If your name is Cori Heyman, you love Horror films and can’t think of anything more exciting than watching one in the crook of a dreamy guy’s arms. Those girls are out there, and for these gems I recommend an awesome selection of Horror films to choose from. Rhyming tip: just keep it easy or things can get queasy… this category is an amendment to my criteria of no gore. Luckily, there’s no limit to how you can play this one, guys. You’ve got your B movies: Sharknado (shout out to my Brooklyn boys), Cabin Fever, and Zombeavers (almost made it to my Top Ten Horror Films of 2015).  Then you have the Classics like The Shining, seven different Children of the Corn, and Halloween 6. You could go with Slashers like House of Wax or Nightmare on Elm Street or newer releases like The Babadook or Oculus. I would even allow for Scary Movie 3, the possibilities are endless. Just make sure you mute that junk when things start getting weird, no one wants to hear blood curdling screams while the chilling portion of the night ensues.

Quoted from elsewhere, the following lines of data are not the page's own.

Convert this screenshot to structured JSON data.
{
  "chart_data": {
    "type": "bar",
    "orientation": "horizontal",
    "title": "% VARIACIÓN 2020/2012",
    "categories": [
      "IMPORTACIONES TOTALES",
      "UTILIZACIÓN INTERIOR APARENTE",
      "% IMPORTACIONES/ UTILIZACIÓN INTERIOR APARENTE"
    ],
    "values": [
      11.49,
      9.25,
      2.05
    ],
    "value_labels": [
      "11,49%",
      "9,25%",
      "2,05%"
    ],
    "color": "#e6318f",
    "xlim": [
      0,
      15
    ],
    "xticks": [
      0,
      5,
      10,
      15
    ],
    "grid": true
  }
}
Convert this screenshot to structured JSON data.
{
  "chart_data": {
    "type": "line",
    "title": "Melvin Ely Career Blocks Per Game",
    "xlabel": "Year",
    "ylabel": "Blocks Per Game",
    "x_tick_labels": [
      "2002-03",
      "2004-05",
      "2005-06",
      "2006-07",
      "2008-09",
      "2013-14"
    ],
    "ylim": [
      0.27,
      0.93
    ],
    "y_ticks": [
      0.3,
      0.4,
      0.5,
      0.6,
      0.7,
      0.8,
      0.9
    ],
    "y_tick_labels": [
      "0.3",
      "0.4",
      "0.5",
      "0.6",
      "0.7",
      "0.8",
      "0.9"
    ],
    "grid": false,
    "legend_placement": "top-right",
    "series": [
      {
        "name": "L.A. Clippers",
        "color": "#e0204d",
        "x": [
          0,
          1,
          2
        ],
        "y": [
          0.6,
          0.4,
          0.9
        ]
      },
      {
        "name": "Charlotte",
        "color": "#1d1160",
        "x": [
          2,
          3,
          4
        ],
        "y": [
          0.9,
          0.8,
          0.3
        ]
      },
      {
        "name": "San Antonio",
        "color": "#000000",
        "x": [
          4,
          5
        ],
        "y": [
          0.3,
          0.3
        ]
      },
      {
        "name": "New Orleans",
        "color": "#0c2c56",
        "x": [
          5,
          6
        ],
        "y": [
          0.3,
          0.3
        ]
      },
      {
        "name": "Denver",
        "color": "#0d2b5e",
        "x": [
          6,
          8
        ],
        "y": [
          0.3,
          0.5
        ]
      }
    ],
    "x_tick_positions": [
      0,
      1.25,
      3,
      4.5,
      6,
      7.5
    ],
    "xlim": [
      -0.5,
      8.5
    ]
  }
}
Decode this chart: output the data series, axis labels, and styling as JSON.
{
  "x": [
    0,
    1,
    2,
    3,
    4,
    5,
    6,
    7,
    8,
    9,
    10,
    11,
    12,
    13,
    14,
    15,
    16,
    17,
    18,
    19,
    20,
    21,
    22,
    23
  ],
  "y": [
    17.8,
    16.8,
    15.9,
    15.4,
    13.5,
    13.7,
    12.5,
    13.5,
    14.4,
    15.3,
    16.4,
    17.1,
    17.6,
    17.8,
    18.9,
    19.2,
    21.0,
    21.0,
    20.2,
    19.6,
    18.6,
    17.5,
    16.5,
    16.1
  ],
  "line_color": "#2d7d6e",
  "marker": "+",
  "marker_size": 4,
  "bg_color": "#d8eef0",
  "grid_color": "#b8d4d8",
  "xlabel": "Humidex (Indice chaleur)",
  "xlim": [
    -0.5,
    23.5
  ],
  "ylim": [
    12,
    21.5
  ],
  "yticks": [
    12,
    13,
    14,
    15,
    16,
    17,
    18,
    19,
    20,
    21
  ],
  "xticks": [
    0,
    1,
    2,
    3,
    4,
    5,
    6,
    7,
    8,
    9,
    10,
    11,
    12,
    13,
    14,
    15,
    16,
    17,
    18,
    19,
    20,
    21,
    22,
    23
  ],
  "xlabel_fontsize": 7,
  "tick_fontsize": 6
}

Now boys, if you are the ballsiest of guy, you can attempt the ever so tender (or should I say Tinder?) Drama genre. Please handle with care; this is not for the faint of heart. This genre involves some pre-date consulting. Yes, I mean let her pick. You have to avoid any touchy subjects that will dredge up a sob fest from her past because literally ain’t nobody got time. There are some perfect films in these sub-genres: Bio drama – Leonardo DiCaprio and all his Howard Hughes perfection in The Aviator and Johnny Depp in his heartfelt portrayal of J. M. Barrie in Finding Neverland; Crime dramas – there’s Shia LaBeouf and Tom Hardy in Lawless, and Denzel Washington in Training Day. Then you have Period Pieces – Pride & Prejudice, Jane Eyre, and Great Expectations. You’ll find Showbiz Dramas– Flashdance, Sports – A League of Their Own, Radio, and Hardball. Finally, the Tearjerkers and if you can pull this off I tip my hat to you – Hachi: A Dog’s Tale, Good Will Hunting, and Forrest Gump. Again, take heed, stay away from courtroom dramas, political dramas, and social issue dramas unless you want to get into a fight and have her storm out carrying that $7 bottle of wine you got her at the grocery store on your way home from work and eating those tacos you shouldn’t have had before a date, you AMATEUR.

Be sure to hide the recently watched category unless you want all of your secrets laid out on the table. Alas, I can only give you guidance. But there you have it, friends. Those are 55 films to freak to. On this Valentine’s Day weekend I wish you the very happiest of hunting and a successful night budding from that fateful “Netflix and chill?” text. May the odds be ever in your favor.